La Comunità delle suore Amanti della Santa Croce e la chiesa costruiti sul terreno sono “edifici di valore storico”. La città aveva pianificato di demolirli per far posto a nuove costruzioni. L’imponente progetto degli immobiliaristi vicini al Partito ha causato l’esproprio delle abitazioni di circa 15mila famiglie.

Ho Chi Minh City (AsiaNews/Agenzie) – La struttura che ospita la Comunità delle suore Amanti della Santa Croce e la chiesa costruita sul terreno di Thủ Thiêm (foto), ad Ho Chi Minh City, sono salve: le autorità hanno conferito loro lo status di “edifici di valore storico”, vietando così qualsiasi tipo di costruzione o intervento edile nei due nuovi monumenti. Lo ha annunciato questa settimana Lê Thanh Liêm, uno dei quattro vicepresidenti del Comitato popolare della città meridionale. Il provvedimento rappresenta il capitolo finale di un’annosa controversia tra il regime e i cattolici locali circa un piano di sviluppo urbano nel Distretto 2. Negli ultimi anni, l’imponente progetto degli immobiliaristi di regime ha causato l’esproprio delle abitazioni di circa 15mila famiglie e minacciato l’esistenza dei due edifici, cuore pulsante della comunità.

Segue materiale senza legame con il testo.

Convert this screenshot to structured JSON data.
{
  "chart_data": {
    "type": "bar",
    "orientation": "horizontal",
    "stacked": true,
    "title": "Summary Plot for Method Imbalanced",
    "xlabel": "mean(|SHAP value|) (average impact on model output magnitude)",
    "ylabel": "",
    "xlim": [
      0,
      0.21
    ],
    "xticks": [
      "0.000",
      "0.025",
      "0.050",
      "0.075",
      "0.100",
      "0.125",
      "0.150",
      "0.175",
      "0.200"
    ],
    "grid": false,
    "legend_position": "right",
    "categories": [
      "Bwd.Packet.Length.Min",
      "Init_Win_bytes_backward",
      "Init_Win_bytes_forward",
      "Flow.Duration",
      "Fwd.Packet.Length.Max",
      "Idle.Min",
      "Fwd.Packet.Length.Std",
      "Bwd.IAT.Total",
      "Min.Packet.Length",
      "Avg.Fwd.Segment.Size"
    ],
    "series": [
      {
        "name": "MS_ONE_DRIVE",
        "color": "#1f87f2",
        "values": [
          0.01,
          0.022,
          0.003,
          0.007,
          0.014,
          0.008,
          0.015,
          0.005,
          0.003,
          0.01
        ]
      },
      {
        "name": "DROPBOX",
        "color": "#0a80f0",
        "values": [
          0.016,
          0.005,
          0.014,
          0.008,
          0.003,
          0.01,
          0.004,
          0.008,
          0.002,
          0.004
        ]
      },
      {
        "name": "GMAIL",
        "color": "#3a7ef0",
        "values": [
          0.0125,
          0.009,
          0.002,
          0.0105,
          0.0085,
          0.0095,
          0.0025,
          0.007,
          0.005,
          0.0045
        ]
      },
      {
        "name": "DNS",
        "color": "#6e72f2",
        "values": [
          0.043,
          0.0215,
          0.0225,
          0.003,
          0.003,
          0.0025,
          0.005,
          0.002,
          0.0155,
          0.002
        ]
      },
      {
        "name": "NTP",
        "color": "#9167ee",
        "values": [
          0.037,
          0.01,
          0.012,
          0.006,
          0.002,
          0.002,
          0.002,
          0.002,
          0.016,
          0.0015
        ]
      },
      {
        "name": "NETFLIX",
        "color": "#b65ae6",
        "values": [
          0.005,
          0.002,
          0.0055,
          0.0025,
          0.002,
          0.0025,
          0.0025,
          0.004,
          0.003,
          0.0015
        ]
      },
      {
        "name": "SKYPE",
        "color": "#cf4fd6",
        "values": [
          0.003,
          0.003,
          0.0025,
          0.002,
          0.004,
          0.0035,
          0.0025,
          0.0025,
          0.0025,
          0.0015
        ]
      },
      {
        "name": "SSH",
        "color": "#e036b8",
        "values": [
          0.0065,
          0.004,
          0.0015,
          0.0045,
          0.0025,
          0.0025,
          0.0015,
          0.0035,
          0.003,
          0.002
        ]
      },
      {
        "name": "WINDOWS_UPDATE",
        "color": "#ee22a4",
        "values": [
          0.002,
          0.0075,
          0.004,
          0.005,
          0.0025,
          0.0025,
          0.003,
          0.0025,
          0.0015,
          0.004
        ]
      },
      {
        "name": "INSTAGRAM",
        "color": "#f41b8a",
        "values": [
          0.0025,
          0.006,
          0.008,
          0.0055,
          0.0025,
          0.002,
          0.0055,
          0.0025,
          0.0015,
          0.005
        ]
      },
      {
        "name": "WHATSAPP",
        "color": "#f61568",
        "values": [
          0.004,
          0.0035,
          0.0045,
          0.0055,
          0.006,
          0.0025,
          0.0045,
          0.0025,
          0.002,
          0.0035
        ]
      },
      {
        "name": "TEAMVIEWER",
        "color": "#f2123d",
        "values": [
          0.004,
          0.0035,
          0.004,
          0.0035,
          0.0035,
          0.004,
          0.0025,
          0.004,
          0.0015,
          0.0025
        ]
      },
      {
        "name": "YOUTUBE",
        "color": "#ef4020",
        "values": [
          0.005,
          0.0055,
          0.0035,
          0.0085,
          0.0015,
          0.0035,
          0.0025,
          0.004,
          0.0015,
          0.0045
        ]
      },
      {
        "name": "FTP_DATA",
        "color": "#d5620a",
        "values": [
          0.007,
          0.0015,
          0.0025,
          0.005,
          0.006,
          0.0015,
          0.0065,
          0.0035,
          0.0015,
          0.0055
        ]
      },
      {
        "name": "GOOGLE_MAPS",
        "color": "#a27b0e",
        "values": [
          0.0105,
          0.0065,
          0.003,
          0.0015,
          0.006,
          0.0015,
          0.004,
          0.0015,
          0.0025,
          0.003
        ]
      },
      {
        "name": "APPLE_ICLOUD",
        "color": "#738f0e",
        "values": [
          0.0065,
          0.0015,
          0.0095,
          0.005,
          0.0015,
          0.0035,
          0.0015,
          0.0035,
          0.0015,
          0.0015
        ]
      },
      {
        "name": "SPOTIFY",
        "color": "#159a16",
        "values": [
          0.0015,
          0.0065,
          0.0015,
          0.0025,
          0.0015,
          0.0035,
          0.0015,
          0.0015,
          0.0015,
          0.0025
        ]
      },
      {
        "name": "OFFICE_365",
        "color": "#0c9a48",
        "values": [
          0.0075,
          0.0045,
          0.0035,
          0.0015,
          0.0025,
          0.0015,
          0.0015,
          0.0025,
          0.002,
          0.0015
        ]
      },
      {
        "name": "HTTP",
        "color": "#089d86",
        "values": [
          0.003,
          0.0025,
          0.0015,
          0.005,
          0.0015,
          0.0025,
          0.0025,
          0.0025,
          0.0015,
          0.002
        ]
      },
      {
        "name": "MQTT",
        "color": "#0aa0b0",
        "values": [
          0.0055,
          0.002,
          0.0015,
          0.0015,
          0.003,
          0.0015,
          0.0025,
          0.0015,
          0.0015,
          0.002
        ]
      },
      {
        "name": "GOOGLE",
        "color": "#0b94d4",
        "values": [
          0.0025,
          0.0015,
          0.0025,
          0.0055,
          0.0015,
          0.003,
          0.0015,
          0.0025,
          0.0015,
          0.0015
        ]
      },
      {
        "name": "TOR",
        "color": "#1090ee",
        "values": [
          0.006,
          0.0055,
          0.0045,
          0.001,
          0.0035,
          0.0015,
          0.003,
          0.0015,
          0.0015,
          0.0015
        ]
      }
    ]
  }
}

La costruzione della Comunità delle suore Amanti della Santa Croce ebbe inizio nel 1840; quella della chiesa di Thủ Thiêm nel 1859. Con una superficie di circa quattro ettari, il complesso presenta elementi dell’architettura ecclesiale francese. Il terreno si trova nell’area funzionale 2A nella Nuova Area Urbana di Thủ Thiêm. La città aveva pianificato di demolire gli edifici per far posto a nuove costruzioni. Di fronte alla resistenza dei cattolici, all’inizio di febbraio scorso il Comitato popolare ha comunicato che i piani erano cambiati: alcuni fabbricati principali sarebbero rimasti in piedi.

Lo scorso 18 aprile, al termine della messa crismale, mons. Joseph Đổ Mạnh Hùng, vescovo ausiliare e amministratore apostolico della città ha comunicato ai presenti: “Il 21 marzo, i rappresentanti del Ban Dân Vận (Comitato per le pubbliche relazioni) e del Comitato per gli Affari religiosi di Ho Chi Minh City ci hanno fatto visita presso l’ufficio vescovile. I funzionari ci hanno informati della nuova politica urbana: la parrocchia di Thủ Thiêm e la Comunità delle suore Amanti della Santa Croce resteranno al loro posto, perché sono edifici storici, culturali e religiosi”. Tuttavia, in luglio, indiscrezioni suggerivano che le autorità avevano inviato persone nell’area per lottizzare il terreno e costruire strade lungo il fiume Saigon.